Oh, now I get it. I had missed the part where it says "character data
immediately follow the base structure". And the bit about the "UTF-8
data, the UTF-8 length and the wstr length" are not describing the
contents of those fields, but rather where the data can be alternatively
found since the fields don't exist.
 
M

Mark Lawrence

Le dimanche 19 août 2012 19:48:06 UTC+2, Paul Rubin a écrit :

Imagine an us banking application, everything in ascii,
except ... the € currency symbole, code point 0x20ac.
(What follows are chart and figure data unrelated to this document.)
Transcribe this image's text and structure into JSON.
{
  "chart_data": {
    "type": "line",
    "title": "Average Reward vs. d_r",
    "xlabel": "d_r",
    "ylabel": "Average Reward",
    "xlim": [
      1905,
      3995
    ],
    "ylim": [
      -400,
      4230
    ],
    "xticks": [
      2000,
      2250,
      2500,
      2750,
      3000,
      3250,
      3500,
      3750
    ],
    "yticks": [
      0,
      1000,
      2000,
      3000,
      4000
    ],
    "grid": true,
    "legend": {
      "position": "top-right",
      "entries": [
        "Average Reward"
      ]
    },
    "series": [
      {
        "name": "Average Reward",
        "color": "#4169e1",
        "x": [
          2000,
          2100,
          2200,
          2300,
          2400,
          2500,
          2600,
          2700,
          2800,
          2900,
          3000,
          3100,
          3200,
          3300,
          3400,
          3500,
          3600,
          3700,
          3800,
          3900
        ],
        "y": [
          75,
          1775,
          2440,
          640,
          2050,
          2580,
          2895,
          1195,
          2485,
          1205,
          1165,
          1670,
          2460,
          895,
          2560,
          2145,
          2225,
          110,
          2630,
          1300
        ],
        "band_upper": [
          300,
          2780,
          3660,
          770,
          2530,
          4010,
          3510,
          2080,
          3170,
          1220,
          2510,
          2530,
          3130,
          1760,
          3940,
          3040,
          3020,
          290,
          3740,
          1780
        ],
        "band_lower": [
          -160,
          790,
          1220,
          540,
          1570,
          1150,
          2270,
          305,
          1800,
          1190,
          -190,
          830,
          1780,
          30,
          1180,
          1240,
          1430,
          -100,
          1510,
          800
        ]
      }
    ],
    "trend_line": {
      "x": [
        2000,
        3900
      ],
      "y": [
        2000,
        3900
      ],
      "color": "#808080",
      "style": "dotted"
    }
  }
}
Well, it seems some software producers know what they
are doing.

Traceback (most recent call last):
File "<eta last command>", line 1, in <module>
UnicodeEncodeError: 'latin-1' codec can't encode character '\u20ac'
in position 0: ordinal not in range(256)

jmf

Well that's it then, the world stock markets will all collapse tonight
when the news leaks out that those stupid Americans haven't yet realised
that much of Europe (with at least one very noticeable and sensible
exception :) uses Euros. I'd better sell all my stock holdings fast.
 
S

Steven D'Aprano

If k is constant then O(k) is the same as O(1). That is how O notation
works.

You might as well say that if N is constant, O(N**2) is constant too and
just like magic you have now made Bubble Sort a constant-time sort
function!

That's not how it works.

Of course *if* k is constant, O(k) is constant too, but k is not
constant. In context we are talking about string indexing and slicing.
There is no value of k, say, k = 2, for which you can say "People will
sometimes ask for string[2] but never ask for string[3]". That is absurd.

Since k can vary from 0 to N-1, we can say that the average string index
lookup is k = (N-1)//2 which clearly depends on N.